As shown in Table 5, for Group A, among five VFs, VF1 explaining 26.10% of the total variance had strong positive loadings on F.coli and E.coli. Thus, VF1 represented domestic wastewater contaminated by fecal pollution (Jiang 2003). VF2 (15.08% of the total variance) had strong positive loadings on Turbidity and TSS. Thus, VF2 represents soil weathering and subsequent runoff (Singh et al. 2005), which is greatly related to the natural condition of estuary and open coastal water. VF3 (13.53% of the total variance) had strong positive loadings on Cl and COD. Thus VF3 represented organic pollution. VF4 (8.98% of total variance) and VF5 (7.76% of total variance) had strong positive loadings on NH4 + and NO2 , thus both represented nitrogenous nutrient pollution.

The pollution structure of Group B was similar to that of Group A. VF1, which explained 21.59% of the total variance, had strong positive loadings on F.coli and E.coli. Thus, VF1 represented domestic wastewater contaminated by fecal pollution (Jiang 2003). VF2 (13.67% of the total variance) had strong positive loadings on Cl and COD. Thus VF2 represented organic pollution and salt. VF3 (10.79% of the total variance) had strong positive loadings on electronic conductivity (EC). Thus, VF3 represented the natural influence of seawater). VF4 (9.52% of total variance) had medium positive loadings on color, indicating unidentified sources. VF5 (8.60% of total variance) had strong positive loadings on NO3 and NO2 , and thus represented nitrogenous nutrient pollution.

According to the results by PCA, domestic wastewater contaminated by fecal pollution was the most important potential pollution source both for Group A and Group B. Soil losses and subsequent runoff is also the major pollution source for Group A due to its natural location, namely, estuary and open coastal area, which easily suffered from the influence of wind and wave. Comparatively, organic pollution is another important latent pollution source for Group B, since domestic wastewater discharges from the dense combined sewer system always happens in the old urban areas around this group’s sites. Such results were further validated by the spatial variation of coastal water quality by CA and DA in the above section.

4 Conclusions

Multivariate statistical analysis including CA, DA, and PCA was successfully applied to explore and identify temporal and spatial variation and potential pollution sources in coastal water quality along Macau peninsula, indicating that multivariate techniques are effective and useful for coastal water quality management.

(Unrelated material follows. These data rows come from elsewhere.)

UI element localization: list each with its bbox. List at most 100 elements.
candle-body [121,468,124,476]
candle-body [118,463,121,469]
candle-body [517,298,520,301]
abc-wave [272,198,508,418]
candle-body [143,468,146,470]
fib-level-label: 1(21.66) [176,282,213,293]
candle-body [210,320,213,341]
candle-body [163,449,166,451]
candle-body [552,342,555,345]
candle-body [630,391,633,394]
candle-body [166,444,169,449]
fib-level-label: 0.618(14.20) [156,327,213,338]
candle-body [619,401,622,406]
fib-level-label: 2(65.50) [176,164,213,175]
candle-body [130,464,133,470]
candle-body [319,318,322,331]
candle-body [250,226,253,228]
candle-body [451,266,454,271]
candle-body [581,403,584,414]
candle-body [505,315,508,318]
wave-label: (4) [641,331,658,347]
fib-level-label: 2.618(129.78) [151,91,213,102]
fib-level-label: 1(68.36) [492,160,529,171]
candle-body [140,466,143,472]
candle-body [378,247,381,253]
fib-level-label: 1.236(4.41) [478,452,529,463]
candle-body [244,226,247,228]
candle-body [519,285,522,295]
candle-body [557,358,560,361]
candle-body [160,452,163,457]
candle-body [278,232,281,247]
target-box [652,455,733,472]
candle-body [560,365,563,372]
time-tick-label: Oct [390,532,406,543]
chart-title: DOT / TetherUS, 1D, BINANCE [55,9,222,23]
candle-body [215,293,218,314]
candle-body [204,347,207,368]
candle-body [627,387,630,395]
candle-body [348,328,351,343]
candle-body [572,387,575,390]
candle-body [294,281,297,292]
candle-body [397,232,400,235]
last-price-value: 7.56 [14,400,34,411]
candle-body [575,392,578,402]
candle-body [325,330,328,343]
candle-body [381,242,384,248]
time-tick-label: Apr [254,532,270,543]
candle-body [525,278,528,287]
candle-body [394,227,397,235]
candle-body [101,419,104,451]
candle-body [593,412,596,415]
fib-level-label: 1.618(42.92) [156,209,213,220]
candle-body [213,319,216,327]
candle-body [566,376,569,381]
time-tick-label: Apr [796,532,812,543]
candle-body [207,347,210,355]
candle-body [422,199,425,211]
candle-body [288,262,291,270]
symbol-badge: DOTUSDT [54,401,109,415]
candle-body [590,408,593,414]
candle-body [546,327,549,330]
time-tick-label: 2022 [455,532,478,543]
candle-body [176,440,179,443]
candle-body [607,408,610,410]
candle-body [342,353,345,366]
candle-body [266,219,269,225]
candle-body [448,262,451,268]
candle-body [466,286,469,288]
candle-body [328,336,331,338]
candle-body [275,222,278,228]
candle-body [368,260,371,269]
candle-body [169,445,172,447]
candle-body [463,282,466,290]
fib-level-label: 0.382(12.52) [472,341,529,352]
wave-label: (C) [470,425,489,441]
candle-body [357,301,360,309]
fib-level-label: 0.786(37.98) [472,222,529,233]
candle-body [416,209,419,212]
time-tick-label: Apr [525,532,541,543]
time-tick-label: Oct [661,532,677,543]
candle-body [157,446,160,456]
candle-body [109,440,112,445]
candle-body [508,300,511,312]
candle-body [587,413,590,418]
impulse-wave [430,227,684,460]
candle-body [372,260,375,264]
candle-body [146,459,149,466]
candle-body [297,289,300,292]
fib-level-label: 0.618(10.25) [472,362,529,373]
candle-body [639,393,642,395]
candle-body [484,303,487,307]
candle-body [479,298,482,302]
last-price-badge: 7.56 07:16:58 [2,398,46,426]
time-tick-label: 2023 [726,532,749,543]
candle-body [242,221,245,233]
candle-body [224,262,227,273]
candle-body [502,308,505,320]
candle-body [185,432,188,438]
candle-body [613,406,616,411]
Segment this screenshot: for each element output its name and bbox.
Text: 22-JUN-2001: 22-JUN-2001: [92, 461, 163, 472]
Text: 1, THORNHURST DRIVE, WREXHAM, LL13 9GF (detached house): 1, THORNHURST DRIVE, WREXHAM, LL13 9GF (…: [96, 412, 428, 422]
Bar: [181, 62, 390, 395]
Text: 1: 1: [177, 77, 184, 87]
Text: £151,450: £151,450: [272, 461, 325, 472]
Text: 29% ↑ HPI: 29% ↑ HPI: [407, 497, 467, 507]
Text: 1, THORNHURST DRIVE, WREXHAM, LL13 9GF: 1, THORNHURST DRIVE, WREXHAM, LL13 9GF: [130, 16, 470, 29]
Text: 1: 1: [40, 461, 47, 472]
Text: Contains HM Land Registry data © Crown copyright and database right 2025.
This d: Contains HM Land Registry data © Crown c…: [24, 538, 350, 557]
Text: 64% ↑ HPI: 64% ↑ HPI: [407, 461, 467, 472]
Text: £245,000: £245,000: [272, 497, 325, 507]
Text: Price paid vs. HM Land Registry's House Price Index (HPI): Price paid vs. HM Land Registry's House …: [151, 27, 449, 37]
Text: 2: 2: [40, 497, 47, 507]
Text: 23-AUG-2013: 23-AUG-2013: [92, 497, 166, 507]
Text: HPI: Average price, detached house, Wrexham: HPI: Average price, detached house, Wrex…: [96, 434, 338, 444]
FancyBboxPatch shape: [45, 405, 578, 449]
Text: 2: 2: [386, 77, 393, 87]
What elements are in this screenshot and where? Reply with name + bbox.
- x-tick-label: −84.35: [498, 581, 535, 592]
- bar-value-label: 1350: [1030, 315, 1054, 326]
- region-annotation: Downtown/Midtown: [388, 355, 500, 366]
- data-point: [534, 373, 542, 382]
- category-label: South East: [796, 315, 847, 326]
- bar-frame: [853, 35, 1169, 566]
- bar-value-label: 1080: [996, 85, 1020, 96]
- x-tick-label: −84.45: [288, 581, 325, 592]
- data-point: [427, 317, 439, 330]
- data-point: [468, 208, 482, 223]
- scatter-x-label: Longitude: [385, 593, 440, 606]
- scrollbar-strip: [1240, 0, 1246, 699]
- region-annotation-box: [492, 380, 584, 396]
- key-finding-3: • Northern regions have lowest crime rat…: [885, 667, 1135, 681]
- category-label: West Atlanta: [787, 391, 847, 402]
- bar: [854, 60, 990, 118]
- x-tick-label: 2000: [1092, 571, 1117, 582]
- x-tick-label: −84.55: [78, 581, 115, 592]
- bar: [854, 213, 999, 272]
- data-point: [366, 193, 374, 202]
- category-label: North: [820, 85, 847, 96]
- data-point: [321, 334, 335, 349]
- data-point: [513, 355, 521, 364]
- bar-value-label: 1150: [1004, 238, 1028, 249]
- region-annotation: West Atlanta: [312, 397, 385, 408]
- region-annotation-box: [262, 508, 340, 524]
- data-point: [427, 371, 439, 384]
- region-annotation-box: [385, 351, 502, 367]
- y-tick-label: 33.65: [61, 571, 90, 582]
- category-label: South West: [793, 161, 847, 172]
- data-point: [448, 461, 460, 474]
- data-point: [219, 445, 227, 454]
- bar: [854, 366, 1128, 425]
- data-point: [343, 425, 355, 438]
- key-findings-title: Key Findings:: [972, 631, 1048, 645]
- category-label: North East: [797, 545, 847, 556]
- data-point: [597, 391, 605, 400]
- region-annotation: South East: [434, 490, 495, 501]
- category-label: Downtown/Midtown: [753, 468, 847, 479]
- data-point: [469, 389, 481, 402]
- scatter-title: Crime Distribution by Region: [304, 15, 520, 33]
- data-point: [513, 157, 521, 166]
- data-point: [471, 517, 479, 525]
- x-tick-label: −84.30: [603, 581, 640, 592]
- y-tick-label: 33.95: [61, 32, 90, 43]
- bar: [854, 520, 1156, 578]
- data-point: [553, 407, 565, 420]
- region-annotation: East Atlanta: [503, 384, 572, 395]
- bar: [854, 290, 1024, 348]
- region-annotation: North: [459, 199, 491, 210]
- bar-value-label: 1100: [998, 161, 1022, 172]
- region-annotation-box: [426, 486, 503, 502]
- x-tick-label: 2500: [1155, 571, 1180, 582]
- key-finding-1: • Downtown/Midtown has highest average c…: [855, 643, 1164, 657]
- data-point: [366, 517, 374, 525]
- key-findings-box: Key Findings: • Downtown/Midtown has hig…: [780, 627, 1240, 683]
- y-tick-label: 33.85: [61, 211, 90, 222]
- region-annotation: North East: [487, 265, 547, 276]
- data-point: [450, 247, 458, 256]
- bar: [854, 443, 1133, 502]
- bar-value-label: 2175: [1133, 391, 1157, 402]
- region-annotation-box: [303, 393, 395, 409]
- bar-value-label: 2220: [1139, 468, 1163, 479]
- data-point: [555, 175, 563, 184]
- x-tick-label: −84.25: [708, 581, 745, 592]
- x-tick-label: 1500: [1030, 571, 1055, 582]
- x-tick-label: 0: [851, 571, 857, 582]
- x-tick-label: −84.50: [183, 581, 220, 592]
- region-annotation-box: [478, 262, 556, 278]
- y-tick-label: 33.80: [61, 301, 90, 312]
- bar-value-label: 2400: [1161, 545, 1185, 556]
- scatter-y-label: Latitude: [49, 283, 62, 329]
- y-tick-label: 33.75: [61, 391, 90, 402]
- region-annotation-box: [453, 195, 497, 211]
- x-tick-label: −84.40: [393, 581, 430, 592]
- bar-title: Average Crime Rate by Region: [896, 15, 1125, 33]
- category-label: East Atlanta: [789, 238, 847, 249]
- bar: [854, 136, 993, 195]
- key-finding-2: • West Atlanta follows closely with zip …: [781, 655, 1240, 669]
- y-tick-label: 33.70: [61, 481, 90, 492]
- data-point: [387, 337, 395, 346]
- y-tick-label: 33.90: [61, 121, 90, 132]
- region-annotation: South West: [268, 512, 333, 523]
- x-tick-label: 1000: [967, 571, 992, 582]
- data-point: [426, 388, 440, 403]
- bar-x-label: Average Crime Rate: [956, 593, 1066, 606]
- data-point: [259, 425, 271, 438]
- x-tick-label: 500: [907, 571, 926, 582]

Hierarchical CA grouped the 12 months into two periods, June–September and the remaining months, and the entire area divided into two clusters, one located at the western sides, and the other the southeast and southern sides of Macau peninsula. Through backward stepwise DA, pH, Cl, TSS, Color and TP, Cl, Color, NH4 +, DO, COD were discriminant variables of spatial and temporal variation, with 84.82 and 76.54% correct assignments, respectively. Domestic wastewater contaminated by fecal pollution, organic pollution and soil losses are among the major sources for coastal water quality deterioration along Macau peninsula. Based on these findings, spatio-temporal pattern of in situ monitoring of coastal water quality along Macau peninsula was recognized. As a result, optimal future spatial–temporal monitoring network with lower cost should be designed in terms of date, sites, water quality parameters and potential land-based pollution sources when conducting in situ monitoring coastal water quality along Macau peninsula. This study illustrates that application of the multivariate statistical techniques was beneficial to gain knowledge for further optimizing the monitoring network and controlling coastal water quality along Macau peninsula.